On Behalf of | Jun 21, 2023 | Workers' Compensation

In Rhode Island, most employers are required to carry workers’ compensation insurance to protect employees who are injured at work or contract occupational diseases because of their work conditions. Employees can notify their employers of their injuries and file claims for workers’ compensation benefits. To recover compensation, employees must be aware of their responsibilities following their injury and the deadline for filing a claim. If they wait until the claim deadline has passed to try to file a claim, it will be denied.

Employee responsibilities

Following a workplace accident, the injured employee should immediately tell their supervisor and seek medical care. If the injury requires the employee to miss at least three days of work, the employer must notify its workers’ compensation insurer and file an injury report with the Division of Workers’ Compensation within 10 days of learning about it. If the employee contracted an illness that was caused by their job, they must notify their employer as soon as they learn that it is work-related to begin the process.

Filing a workers’ compensation claim

Under Rhode Island law, the statute of limitations for filing a workers’ compensation claim with the Division of Workers’ Compensation is two years after the injury, date of incapacity, or the death of the worker.
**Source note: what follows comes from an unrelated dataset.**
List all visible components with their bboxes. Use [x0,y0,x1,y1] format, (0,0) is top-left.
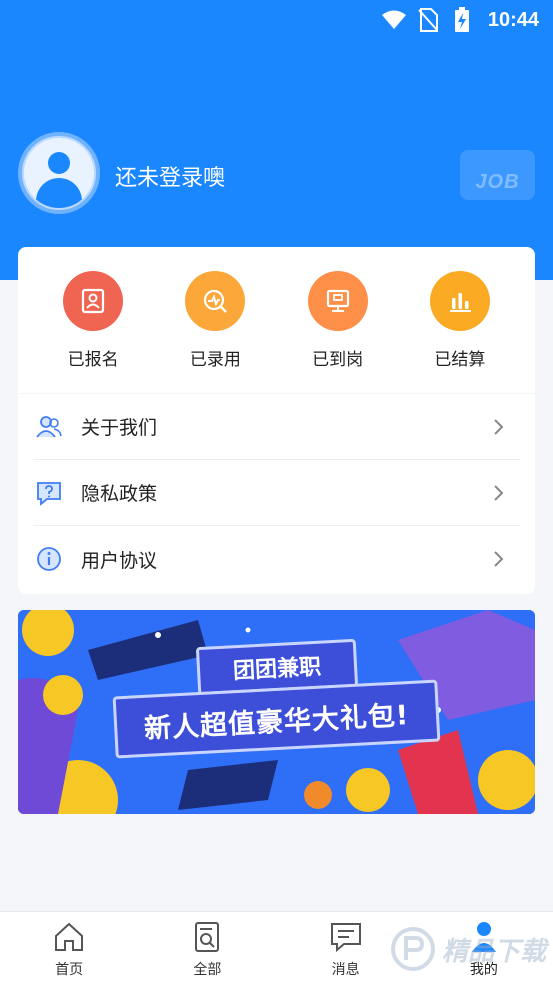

For an occupational disease, the statute of limitations is tolled until the date the employee learned or reasonably should have discovered that their illness was work-related. At that time, it will run for two years from the discovery date. If the employer or insurance company failed to file the required notices with the state, the employee’s right to file a claim will not be time-limited.

It’s important to pay attention to the time limits for workers’ compensation claims. If the deadline for filing passes, the employee’s claim will be time-barred, which means they will not be able to recover compensation for their injuries and lost wages.